All of the drag performers included in this article agree that they certainly wouldn’t fault any artist for taking this kind of work. (“I support queer people getting their bag however they want to get their bag,” says Hart.) But it’s also not that simple. “You also have to grapple with the moral aspect of it: Are you comfortable with [commercialism] being your art? Is the company practicing what they preach? What — besides using performers for advertising — are they doing for the community?” Hart asks.
“If corporations are willing to shell out money to the girls, I feel like they should take the money and run,” echoes Cexxx. But this increased prominence of sponsorships in the drag scene has led to a bigger shift: The newest generation of performers is starting to think of drag less as an art form and more as a career path.
“I get this more from the younger girls who have grown up watching Drag Race,’” says Cexxx. “They see [drag] as a springboard to becoming an influencer. Some girls really love the art of drag, and they want to do something that’s creative — but I think there’s a lot of girls who are in it to get a lot of followers. … They’re just trying to avoid having a regular job. They don’t care about the history of drag or the community.”
The result is a kind of chilling effect on the more counter-cultural or shock art aspects of drag: Because the up-and-comers are hyper-aware of what potential sponsors may or may not find appropriate, they’re less likely to engage in certain kids of radical, political speech — the kinds of speech drag pioneered.

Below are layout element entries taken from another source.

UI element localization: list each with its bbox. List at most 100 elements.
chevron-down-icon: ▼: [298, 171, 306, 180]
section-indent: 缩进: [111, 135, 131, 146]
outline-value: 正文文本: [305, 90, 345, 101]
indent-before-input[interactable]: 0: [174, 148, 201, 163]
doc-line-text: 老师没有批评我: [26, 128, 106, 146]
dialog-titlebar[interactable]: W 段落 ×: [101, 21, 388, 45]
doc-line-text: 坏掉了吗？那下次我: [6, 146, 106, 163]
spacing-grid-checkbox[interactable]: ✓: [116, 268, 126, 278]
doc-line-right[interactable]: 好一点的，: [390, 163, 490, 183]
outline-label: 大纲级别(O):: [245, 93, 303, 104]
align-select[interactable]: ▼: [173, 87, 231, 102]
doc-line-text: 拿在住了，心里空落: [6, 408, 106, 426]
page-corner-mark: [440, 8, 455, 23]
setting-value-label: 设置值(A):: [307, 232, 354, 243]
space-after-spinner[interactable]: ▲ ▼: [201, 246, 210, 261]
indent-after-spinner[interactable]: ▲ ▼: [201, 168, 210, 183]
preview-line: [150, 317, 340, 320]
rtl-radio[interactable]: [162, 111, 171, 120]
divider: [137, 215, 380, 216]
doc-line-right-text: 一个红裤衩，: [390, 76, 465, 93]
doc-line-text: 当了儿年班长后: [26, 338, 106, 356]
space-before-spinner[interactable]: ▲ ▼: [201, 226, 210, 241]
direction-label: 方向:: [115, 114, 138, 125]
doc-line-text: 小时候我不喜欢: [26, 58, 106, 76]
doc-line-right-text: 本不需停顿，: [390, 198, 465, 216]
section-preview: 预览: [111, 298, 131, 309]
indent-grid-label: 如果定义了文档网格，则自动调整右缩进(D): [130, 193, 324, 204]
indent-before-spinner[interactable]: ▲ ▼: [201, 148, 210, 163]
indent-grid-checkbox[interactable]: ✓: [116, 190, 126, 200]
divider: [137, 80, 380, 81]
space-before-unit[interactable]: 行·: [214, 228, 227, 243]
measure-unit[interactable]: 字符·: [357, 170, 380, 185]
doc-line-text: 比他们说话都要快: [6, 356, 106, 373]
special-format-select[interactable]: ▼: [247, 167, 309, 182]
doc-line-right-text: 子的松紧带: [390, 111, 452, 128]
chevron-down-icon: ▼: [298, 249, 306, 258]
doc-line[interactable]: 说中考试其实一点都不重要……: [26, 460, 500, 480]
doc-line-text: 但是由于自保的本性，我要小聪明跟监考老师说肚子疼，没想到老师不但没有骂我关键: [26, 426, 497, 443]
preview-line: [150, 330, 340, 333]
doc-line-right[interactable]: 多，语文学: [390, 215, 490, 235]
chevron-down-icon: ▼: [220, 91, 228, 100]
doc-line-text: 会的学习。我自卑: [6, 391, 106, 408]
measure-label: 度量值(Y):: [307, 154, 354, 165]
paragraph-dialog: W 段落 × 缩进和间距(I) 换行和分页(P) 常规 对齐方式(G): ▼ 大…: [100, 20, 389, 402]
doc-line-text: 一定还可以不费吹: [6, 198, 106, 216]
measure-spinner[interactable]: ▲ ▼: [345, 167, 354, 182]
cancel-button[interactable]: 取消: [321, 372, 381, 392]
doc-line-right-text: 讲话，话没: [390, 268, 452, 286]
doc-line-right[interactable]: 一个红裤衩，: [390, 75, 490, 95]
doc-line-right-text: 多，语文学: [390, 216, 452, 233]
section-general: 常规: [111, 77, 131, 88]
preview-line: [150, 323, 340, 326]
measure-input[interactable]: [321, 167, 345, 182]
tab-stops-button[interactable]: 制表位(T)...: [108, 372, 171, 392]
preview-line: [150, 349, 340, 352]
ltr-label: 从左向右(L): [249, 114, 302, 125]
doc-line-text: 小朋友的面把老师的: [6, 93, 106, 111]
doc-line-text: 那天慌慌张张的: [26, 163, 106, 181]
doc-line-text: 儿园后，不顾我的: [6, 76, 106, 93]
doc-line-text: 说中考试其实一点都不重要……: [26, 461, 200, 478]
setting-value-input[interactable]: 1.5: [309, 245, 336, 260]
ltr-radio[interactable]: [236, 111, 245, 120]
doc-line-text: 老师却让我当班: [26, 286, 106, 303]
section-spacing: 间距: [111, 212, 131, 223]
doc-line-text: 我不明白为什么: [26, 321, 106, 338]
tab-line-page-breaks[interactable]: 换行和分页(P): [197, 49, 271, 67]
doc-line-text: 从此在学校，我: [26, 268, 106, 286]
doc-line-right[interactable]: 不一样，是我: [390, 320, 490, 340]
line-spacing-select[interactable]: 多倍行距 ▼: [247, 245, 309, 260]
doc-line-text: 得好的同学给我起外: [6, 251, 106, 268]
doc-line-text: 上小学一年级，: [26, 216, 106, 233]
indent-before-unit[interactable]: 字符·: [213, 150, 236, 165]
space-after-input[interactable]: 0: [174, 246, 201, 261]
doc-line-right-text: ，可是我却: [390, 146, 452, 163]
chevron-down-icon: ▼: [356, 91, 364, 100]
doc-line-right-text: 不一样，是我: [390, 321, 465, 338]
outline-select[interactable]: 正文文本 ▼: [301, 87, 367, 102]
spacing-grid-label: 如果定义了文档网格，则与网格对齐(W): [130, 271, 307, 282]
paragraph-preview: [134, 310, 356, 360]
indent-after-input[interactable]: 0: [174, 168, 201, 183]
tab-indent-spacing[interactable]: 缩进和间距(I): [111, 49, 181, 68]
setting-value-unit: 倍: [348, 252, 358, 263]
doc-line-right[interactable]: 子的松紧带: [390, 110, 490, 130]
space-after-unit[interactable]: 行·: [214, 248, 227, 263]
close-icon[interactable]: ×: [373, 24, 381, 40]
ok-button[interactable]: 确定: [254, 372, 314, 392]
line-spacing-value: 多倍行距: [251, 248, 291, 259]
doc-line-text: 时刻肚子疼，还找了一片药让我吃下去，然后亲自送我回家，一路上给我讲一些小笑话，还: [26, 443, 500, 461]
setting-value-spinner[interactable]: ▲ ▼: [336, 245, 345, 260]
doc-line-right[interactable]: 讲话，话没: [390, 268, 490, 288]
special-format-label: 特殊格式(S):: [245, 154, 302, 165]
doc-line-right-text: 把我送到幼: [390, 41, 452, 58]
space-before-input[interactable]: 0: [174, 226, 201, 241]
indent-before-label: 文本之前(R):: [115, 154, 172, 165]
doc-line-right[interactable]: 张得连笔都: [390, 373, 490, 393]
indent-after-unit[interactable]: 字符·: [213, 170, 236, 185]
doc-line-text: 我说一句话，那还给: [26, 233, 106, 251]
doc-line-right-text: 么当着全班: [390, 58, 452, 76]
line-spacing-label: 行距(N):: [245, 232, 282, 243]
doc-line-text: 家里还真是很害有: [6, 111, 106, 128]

“You have to make every decision calculated around what they want; to a certain extent they own who you are,” says Oso. “That becomes the end goal: to get these sponsorships. It’s no longer about honing your craft. It’s about being good enough that you have accessibility and brand recognition. It’s like they want us to be coming out of a factory, already market-tested and focus-grouped.”
“And a lot of the time, these more typical girls, they really do have a following,” says Oso. “But at the same time, I want to break whatever their audience thinks of drag, I want to shock them. I want them to see their pretty girls and have fun, but I want them to stay and watch the weird b*tch eating maggots on stage. Because that’s what drag is about.”
The situation as it stands now indicates that drag performers are at an important crossroads: Will they embrace the drag scene’s newfound appeal to corporations, or will they continue to use drag as a way to reject the norms of society? Because of the LGBTQ+ community’s systemic economic disadvantages, these sponsorships represent a new avenue for queer people to find success in a world so thoroughly rigged against us — but if the former avenue is embraced, perhaps drag will entirely lose the transgressive zeal that gave the art form power in the first place.